Whitney Houston cantando "I Didn't Know My Own Strength" na premiação American Music Awards de 2009 Fonte: UOL Entretenimento |
A Whitney Houston, com minha admiração
A fama, desde muito tempo, é um contrato, uma obrigação estabelecida entre partes. Uma destas partes, o ídolo; a outra parte é o algoz, ou seja, o fã.
A proximidade sonora entre as palavras fã e afã não é casual. O fã é aquele que é tomado pelo afã, isto é, por sentimentos de sofreguidão, afobação, aflição, ansiedade e uma parcela de zelo e cuidado.
As adjetivações utilizadas para demarcar a posição do ídolo, com relação ao fã, dão ideia do peso da obrigação que envolve estas duas partes contratantes. O ídolo é representado como uma estrela, ou seja, um ser de luz própria que tem de fazer da própria solidão combustível para cumprir a obrigação de brilhar continuamente.
É um brilho paradoxal, pois se exige do ídolo que ele reluza em plenitude, mas se cobra dele que seja capaz de, com sua luz, curar dores e vazios de pessoas vitimadas pela sombra do complexo de inferioridade.
E, quão cruel as demandas para o astro. Exige-se dele que seja, ao mesmo tempo, o pleno domínio da técnica e da emoção. O astro, como um artista na corda bamba, é obrigado, contratualmente, a não cair: no máximo leves oscilações para satisfazer a pequena dose de sanha sádica que há no coração do fã.
Tomando emprestada a expressão cunhada por Aldous Huxley, pode-se dizer que se espera do ídolo que ele seja um exímio engenheiro da emoção, capaz de ser, na medida exata, a tristeza, a alegria, a raiva, a quietude e, até mesmo, o ridículo, que, na medida certa, fará dele uma ousada “divindade”. Do ídolo é cobrado que seja um exímio chef de cuisine, que serve a si mesmo como prato principal na pedra de sacrifício dos vazios do ser humano.

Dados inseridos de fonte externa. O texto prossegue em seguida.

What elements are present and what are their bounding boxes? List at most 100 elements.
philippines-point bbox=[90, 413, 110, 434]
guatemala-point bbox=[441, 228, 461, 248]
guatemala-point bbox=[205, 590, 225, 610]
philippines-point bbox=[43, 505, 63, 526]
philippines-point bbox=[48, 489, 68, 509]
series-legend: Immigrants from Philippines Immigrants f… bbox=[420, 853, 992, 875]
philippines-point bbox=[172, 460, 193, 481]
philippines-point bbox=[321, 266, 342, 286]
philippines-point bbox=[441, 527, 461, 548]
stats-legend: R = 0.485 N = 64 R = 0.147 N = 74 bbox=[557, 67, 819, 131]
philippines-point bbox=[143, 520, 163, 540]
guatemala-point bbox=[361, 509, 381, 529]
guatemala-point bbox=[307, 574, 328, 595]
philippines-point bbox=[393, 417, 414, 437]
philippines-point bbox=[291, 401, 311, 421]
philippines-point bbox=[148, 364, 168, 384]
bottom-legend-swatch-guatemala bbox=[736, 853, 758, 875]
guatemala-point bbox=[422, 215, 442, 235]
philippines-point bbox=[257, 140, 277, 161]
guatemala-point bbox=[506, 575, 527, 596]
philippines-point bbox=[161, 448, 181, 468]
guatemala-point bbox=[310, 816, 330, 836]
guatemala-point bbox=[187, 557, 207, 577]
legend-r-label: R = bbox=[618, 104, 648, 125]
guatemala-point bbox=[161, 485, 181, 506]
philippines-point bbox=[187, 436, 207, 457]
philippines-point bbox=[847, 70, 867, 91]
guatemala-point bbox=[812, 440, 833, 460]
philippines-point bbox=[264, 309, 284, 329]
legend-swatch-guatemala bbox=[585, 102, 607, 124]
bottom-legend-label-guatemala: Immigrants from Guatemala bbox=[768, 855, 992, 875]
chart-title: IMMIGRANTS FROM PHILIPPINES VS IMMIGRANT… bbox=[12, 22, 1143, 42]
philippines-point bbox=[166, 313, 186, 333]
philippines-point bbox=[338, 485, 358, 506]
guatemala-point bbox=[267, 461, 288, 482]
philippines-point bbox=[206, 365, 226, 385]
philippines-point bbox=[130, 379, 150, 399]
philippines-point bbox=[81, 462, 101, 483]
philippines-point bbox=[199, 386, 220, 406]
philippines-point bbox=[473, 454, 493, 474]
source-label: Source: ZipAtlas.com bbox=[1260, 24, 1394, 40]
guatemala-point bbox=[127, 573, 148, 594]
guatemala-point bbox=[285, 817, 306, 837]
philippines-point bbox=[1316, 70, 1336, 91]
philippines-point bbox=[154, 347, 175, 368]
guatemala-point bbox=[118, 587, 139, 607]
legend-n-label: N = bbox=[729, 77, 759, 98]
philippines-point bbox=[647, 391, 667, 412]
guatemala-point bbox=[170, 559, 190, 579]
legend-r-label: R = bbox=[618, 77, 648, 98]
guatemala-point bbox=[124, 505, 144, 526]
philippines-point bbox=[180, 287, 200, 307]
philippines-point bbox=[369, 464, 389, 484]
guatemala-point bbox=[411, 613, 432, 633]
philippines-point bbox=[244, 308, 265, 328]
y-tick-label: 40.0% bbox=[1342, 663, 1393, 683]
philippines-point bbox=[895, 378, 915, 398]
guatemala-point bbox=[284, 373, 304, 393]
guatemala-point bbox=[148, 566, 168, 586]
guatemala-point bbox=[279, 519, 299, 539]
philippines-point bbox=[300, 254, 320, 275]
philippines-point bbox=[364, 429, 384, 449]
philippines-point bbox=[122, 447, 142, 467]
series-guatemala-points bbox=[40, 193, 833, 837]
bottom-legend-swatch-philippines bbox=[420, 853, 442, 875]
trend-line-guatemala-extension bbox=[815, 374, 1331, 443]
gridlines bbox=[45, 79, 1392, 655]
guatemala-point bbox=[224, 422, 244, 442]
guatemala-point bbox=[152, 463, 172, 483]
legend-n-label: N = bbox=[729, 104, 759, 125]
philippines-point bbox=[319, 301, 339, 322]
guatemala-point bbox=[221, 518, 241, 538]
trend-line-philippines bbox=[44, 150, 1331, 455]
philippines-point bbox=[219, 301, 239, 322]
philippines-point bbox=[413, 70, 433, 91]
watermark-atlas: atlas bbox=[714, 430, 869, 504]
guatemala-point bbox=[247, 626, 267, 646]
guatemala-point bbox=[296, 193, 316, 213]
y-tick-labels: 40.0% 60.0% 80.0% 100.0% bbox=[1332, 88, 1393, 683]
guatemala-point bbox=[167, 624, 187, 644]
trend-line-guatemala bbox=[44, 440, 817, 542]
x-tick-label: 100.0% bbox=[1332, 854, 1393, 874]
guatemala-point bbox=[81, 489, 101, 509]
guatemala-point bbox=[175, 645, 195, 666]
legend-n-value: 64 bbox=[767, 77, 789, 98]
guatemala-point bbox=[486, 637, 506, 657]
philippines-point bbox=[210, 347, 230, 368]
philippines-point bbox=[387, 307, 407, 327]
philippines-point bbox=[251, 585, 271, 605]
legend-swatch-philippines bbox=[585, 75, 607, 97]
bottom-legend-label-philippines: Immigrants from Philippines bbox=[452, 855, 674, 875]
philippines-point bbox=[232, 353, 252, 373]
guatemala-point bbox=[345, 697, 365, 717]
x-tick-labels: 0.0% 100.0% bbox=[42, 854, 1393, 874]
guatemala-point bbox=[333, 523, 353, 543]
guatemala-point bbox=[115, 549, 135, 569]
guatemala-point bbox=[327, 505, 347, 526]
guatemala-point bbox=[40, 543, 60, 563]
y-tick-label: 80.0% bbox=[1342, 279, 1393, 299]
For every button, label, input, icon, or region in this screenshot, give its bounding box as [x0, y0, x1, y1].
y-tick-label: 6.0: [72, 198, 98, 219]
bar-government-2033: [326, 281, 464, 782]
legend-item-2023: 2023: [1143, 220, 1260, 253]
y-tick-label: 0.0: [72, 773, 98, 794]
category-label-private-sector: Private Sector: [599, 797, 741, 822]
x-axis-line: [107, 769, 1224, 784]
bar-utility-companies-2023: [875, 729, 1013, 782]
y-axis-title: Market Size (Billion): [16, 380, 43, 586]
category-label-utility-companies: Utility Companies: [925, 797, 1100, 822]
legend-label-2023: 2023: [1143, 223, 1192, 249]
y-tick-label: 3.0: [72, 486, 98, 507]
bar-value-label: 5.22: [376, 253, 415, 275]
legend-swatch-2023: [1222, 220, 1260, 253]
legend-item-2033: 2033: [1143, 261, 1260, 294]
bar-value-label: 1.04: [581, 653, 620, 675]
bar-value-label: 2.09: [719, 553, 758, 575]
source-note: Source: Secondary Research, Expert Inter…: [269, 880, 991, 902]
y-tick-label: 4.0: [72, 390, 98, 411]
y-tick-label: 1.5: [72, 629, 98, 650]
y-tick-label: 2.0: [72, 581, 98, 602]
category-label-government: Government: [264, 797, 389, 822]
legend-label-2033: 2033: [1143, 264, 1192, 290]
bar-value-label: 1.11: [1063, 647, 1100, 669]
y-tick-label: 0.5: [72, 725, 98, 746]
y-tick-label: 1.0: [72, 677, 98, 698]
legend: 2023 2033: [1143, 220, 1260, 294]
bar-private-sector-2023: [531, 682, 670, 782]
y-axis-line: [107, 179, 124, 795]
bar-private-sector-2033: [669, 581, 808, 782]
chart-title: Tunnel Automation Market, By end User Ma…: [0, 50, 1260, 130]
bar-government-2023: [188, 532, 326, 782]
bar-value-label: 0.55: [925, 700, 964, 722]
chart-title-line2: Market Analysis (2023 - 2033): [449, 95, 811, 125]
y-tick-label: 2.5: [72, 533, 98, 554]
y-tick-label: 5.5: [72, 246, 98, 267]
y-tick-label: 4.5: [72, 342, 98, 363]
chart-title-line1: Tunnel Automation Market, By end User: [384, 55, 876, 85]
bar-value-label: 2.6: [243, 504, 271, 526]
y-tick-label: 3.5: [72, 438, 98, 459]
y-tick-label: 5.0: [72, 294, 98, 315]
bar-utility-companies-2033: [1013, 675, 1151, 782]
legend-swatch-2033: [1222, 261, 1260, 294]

Como se sabe, as estrelas que brilham no Céu já estão, em sua maioria mortas. A luz que vemos é um efeito retardado do brilho que viaja milhares de anos-luz até impressionar nossas retinas. Nessa constatação, percebe-se como as metáforas que utilizamos podem esconder secreta crueldade. Aqueles obrigados a brilhar, ao aceitarem o pseudônimo de astros e estrelas, são a crônica de uma morte anunciada.
Coroamos o astro com uma “plenitude” alicerçada nas nossas próprias frustrações. Esta“plenitude” é edifício frágil erguido pelo som do aplauso e desmoronado pelo som da vaia. E, como diria Brecht, aplauso e vaia são igualmente impostores: refletem a cruel obrigação imposta aos ídolos: de serem eternidade erguida sobre escombros de frustração e efemeridade.
Como se situam as divas, os astros, os fenômenos, os gênios, as sumidades: situados às margens de paradoxos que querem tragá-los para o abismo?
A linda música One moment in time, interpretada por Whitney Houston, reflete alguns destes paradoxos. Exemplo é a cobrança, feita na letra desta canção, de que se seja vencedor a vida inteira: vencedor de uma vitória representada pela pressão de ser uns poucos instantes de “glória” congelados no tempo ou de ter sempre todas as respostas ou tornar a distância de realização dos sonhos menor que o intervalo entre um batimento cardíaco e outro.
O amor do fã traz num bolso secreto pedras preparadas para serem atiradas no ídolo. Estas pedras têm endereço certo: as marcas do tempo e o tédio que o fã projeta nos gestos do ídolo. O pecado do ídolo é aceitar deitar-se com as frustrações e o medo da morte, que assolam a humanidade cruel e sedenta.
Diferente da relação entre fã e ídolo é a admiração. Quando se admira alguém, coloca-se este alguém não na vaga de uma divindade que se tenta substituir. Como o prefixo “ad” indica, admirar é unir-se com outra pessoa em pensamentos, palavras, atos e, até mesmo, omissões, para mirar a luz. Quem admira busca com o outro o caminho e, ao menos, dispõe-se a enfrentar com ele as sombras e os efeitos do tempo e da distância.
A admiração não se nutre da eternidade ou da efemeridade, mas sim da intensidade do tempo gravado na companhia humana (do outro e de si mesmo). Para a admiração, não há fórmulas, trejeitos ou roteiro e quem admira sempre acaba quebrando cláusulas contratuais.
Na música One moment in time, também está refletido o significado da palavra admiração: o instante do tempo em que o eu se dá conta de que “I'm only one, but not alone” e se dispõe a, junto a outros alguéns, buscar “the finest day” que “is yet unknown”.